Storie di donne Svestite da Uomo

 

 

Editoria

 

 

(Roma) “La missione degli abiti non è solo quella di tenerci caldi/e. Essi cambiano l’aspetto del mondo ai nostri occhi , e cambiano noi agli occhi del mondo [...]  Cosi si potrebbe sostenere che sono  gli abiti che portano noi e non viceversa. Noi possiamo far si che essi modellano per bene un braccio un petto, ma essi modellano il nostro cuore , i nostri cervelli, le nostre lingue a piacer loro. Cosa si cela dietro questa argomentazione dell’ Orlando di Virginia Woolf ? [...] e quali sono quegli abiti che modellando i nostri corpi, sembrano ridarci un altro cervello, conferendoci lo statuto di indipendenza e di libertà?

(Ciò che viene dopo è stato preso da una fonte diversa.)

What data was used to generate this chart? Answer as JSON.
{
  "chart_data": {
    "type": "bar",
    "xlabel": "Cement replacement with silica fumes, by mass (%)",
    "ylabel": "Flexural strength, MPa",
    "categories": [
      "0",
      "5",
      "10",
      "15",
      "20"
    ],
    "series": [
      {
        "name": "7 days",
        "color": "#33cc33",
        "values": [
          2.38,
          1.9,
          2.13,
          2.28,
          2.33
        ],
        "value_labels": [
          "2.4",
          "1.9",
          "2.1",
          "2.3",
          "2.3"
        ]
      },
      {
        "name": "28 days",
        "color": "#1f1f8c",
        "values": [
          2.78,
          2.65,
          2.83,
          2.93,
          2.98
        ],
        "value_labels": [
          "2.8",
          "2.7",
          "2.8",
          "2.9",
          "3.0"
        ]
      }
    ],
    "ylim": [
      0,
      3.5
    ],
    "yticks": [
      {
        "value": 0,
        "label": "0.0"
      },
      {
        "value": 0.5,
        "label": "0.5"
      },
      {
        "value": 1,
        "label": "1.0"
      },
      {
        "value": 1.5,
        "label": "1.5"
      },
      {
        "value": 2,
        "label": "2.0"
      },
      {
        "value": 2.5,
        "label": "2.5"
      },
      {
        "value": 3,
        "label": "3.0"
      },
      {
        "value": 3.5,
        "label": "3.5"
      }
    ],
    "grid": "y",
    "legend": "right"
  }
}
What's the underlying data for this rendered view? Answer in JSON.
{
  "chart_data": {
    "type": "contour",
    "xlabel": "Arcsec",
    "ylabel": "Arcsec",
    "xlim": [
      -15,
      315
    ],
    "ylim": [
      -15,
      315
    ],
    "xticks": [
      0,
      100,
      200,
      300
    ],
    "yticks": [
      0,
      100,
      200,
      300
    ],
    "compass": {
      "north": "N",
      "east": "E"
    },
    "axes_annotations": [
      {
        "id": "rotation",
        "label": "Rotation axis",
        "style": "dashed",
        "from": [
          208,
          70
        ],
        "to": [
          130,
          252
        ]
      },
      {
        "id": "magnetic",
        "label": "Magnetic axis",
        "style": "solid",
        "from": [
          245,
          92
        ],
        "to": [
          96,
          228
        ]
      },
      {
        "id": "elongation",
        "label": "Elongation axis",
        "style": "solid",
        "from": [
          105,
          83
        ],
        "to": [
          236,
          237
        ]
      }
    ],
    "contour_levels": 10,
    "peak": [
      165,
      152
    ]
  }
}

Non c’è dubbio che vestire da uomo per molte donne che volessero sfuggire ai rigidi condizionamenti sociali imposti dalla cultura patriarcale non ha significato esclusivamente poter accedere alle professioni destinati a ruoli maschili, ma essere ritenute come soggetti di pensiero e di valori universali il cui statuto è stato per millenni negato al genere femminile.

Cosi Valeria Palumbo, giornalista e caporedattrice de “L’Europeo”, nel suo saggio “Svestite da Uomo”.(Bur 2007) ripercorre la storia delle donne che in tutti i secoli, in tutte le culture ed estrazione sociale, si sono sottratte alle regole dei costumi e hanno assunto abiti maschili per conquistare un’indipendenza altrimenti irraggiungibile.

Donne che si sono vestite da marinaio, da frate, da soldato, da moschettiere, fingendosi accademici, dottori, faraoni, esploratori, banditi, e addirittura finti castrati semplicemente per navigare, viaggiare, combattere, studiare, comandare, cantare, scoprire il mondo. Dalle Amazzoni a Giovanna d'Arco, da Greta Garbo a Cristina di Svezia, da Marlene Dietrich a Bradamante a Caterina la Grande, il saggio narra le vicende di tutte le donne che si sono fatte passare per uomo per essere semplicemente se stesse.  E' ormai noto che il percorso dell’emancipazione femminile è stato attraversato da una spinta all’ uguaglianza e all’omologazione che celava semplicemente un anelito alla libertà nella consapevolezza della propria differenza.  A causa della loro docile natura le donne non erano destinate a essere matematiche, ingegneri, la penna nelle loro mani era ritenuto un frivolo strumento perché non accompagnato dal lume della ragione. Uno luogo comune quest’ultimo difficile da sradicare perfino nelle donne se si pensa che in un’ intervista nel 1963 di Oriana Fallaci alla scrittrice Natalia  Ginzburg, quest’ultima dichiarava di volere scrivere da uomo, cioè secondo i principi della ragione, in maniera fredda e distaccata, con giudizio, senza cadute nei sentimentalismi. “Scrivere- concludevano entrambe nell’ intervista- è un mestiere da Uomo”. Un pregiudizio socio – culturale che ha sottratto molte donne da ciò che la loro propensione o il loro desiderio le chiamava a essere o a negare la propria femminilità per assecondare le proprie aspirazioni.  Pensiamo a George Sand e George Eliot o artiste italiane del primo novecento come Linda Boniauto, Deaiva de Angelis, del tutto dimenticate, che dipingevano se stesse in abiti da uomo.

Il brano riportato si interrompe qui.